Beaufort

BEAUFORT (Israel)

(Metro Communications, Movie Plus)

A last-minute replacement for the popular The Band's Visit, which had too much English dialogue for Academy regulations, Beaufort has proved as worthy a contender and is the first Israeli film since 1984's Beyond The Walls to score a best foreign-language Oscar nod.

Based on the novel by Ron Leshem, Beaufort tells the story of the last Israeli stronghold in Lebanon, before forces were pulled out in 2000.

Directed by Joseph Cedar, the production was one of the most complex Israel has seen, with a great deal of work going into creating the film's claustrophobic sets.

With a cast made up of some of the most promising young Israeli stage and TV actors, the film was unveiled last year in Berlin where it picked up the best director Silver Bear. Kino International released the film in the US.

Mongol

MONGOL (Kazakhstan)

(Eurasia Film)

A dazzling historical epic about the young Genghis Khan, Mongol explores the legendary ruler's rise to power across the vast landscapes of Central Asia.

Directed by Sergei Bodrov (Prisoner Of The Mountains) the film had its world premiere at Toronto last year and also screened at the Rome Film Fest. Bodrov wrote the film with Arif Aliyev, based on scholarly accounts.

Sales agent Beta Film has sold a raft of territories including The Works for the UK and Hopscotch for Australia/New Zealand and Picturehouse for North America, where it will open this summer.

The film took $2.7m on its opening weekend in Russia in September and has now taken $6.5m. A Kazakhstan-Russia-Germany co-production, Mongol's foreign-language nomination is a first for Kazakhstan.

The Counterfeiters

THE COUNTERFEITERS (Austria)

(Aichholzer Filmproduktion, Magnolia Filmproduktion)

After its world premiere in Competition at last year's Berlinale, The Counterfeiters became a firm favourite on the international festival circuit.

It screened at Telluride and Toronto, and picked up prizes at the Flanders film festival in Ghent, Abu Dhabi and Valladolid. The film also picked up seven nominations for the 2007 German Film Awards.

Directed by Stefan Ruzowitzky, the Second World War drama tells the story of a Nazi counterfeiting operation. It is the second film by Ruzowitzky to be entered as Austria's contender for the foreign-language Oscar following 1988's Die Siebtelbauern.

Beta Cinema has sold the German-Austrian co-production to more than 60 territories. Metrodome released the film in the UK on 60 prints last October, while Picturehouse is planning to open the film in the US in June.

MARTIN BLANEY

12

12 (Russia)

(Three T)

Nikita Mikhalkov transplants Sidney Lumet's classic jury-room drama, 12 Angry Men, to post-communist Russia. An all-male jury is called upon to decide whether a Chechen boy is guilty of murdering his adoptive father but their initial certainty starts to fade during the course of their deliberations.

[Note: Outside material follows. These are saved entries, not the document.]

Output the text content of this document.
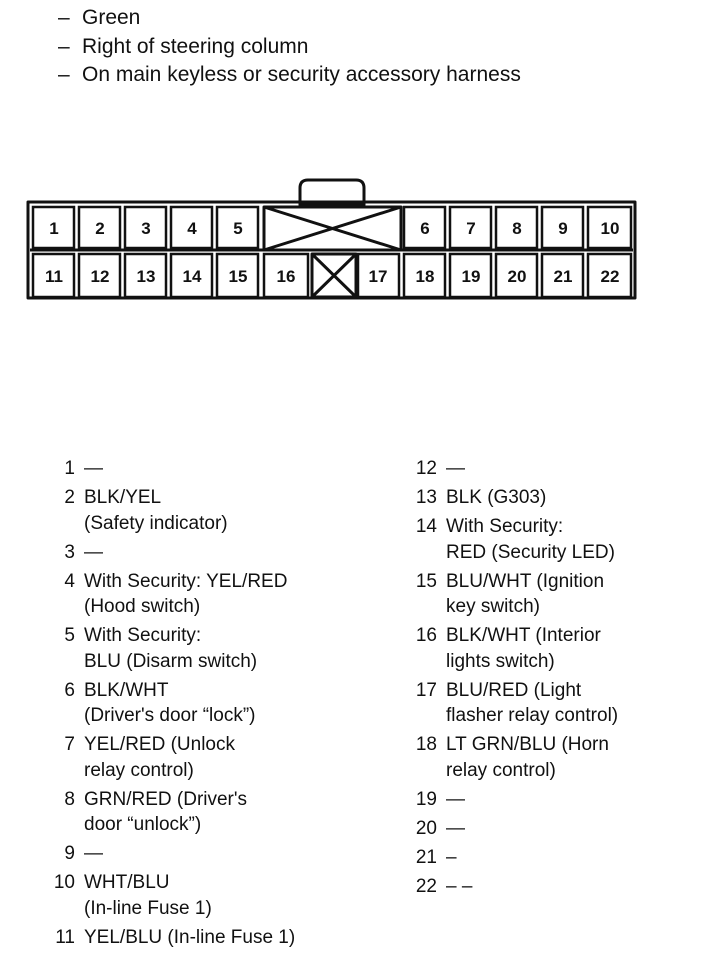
– Green
– Right of steering column
– On main keyless or security accessory harness
1 2 3 4 5	6 7 8 9 10
11 12 13 14 15 16	17 18 19 20 21 22
1 —
2 BLK/YEL
(Safety indicator)
3 —
4 With Security: YEL/RED
(Hood switch)
5 With Security:
BLU (Disarm switch)
6 BLK/WHT
(Driver's door “lock”)
7 YEL/RED (Unlock
relay control)
8 GRN/RED (Driver's
door “unlock”)
9 —
10 WHT/BLU
(In-line Fuse 1)
11 YEL/BLU (In-line Fuse 1)
12 —
13 BLK (G303)
14 With Security:
RED (Security LED)
15 BLU/WHT (Ignition
key switch)
16 BLK/WHT (Interior
lights switch)
17 BLU/RED (Light
flasher relay control)
18 LT GRN/BLU (Horn
relay control)
19 —
20 —
21 –
22 – –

The film premiered in competition at the Venice film festival last year, where Mikhalkov was given a special Lion for overall work. According to the jury, 12 was confirmation of the director's 'mastery in exploring and revealing to us, with great humanity and emotion, the complexity of existence.'

The film, which last month opened Emir Kusturica's first Kustendorf film festival, also won five prizes at Russia's Golden Eagle awards in January, including film and director. The film opened in Russia in September and has so far taken $6.8m.

Katyn

KATYN (Poland)

(Akson Studio)

When word emerged in 2004 that Andrzej Wajda was developing Katyn, it was clear the film would be the director's most personal. Katyn examines the 1940 massacre of some 20,000 Polish prisoners of war, including Wajda's own father, by Soviet troops.

Wajda started filming in October 2006. The $5.8m film drew attention to a new fund established by the Polish Film Institute, which contributed $2m to Katyn's budget.

The film world-premiered last year at the Polish Film Festival in Gdynia, where audiences were reduced to a stunned silence.

'Usually, the director feels satisfied when the audience clap their hands, having seen his picture. In this particular case the silence is much more eloquent, and bespeaks how profoundly the audience experienced what they had seen on the big screen,' Wajda said.

Days after the premiere, Poland chose the film as its Oscar submission. In a fit of national pride, Poland's defence minister suggested he would order all members of the country's armed forces to see the film.

'Katyn still remains an unhealed wound of Polish history, a secret story which has been told for the first time on screen in my film,' Wajda says.

The film, which screens out of competition at the Berlinale, had notched up 2.7 million admissions in Poland by the end of 2007.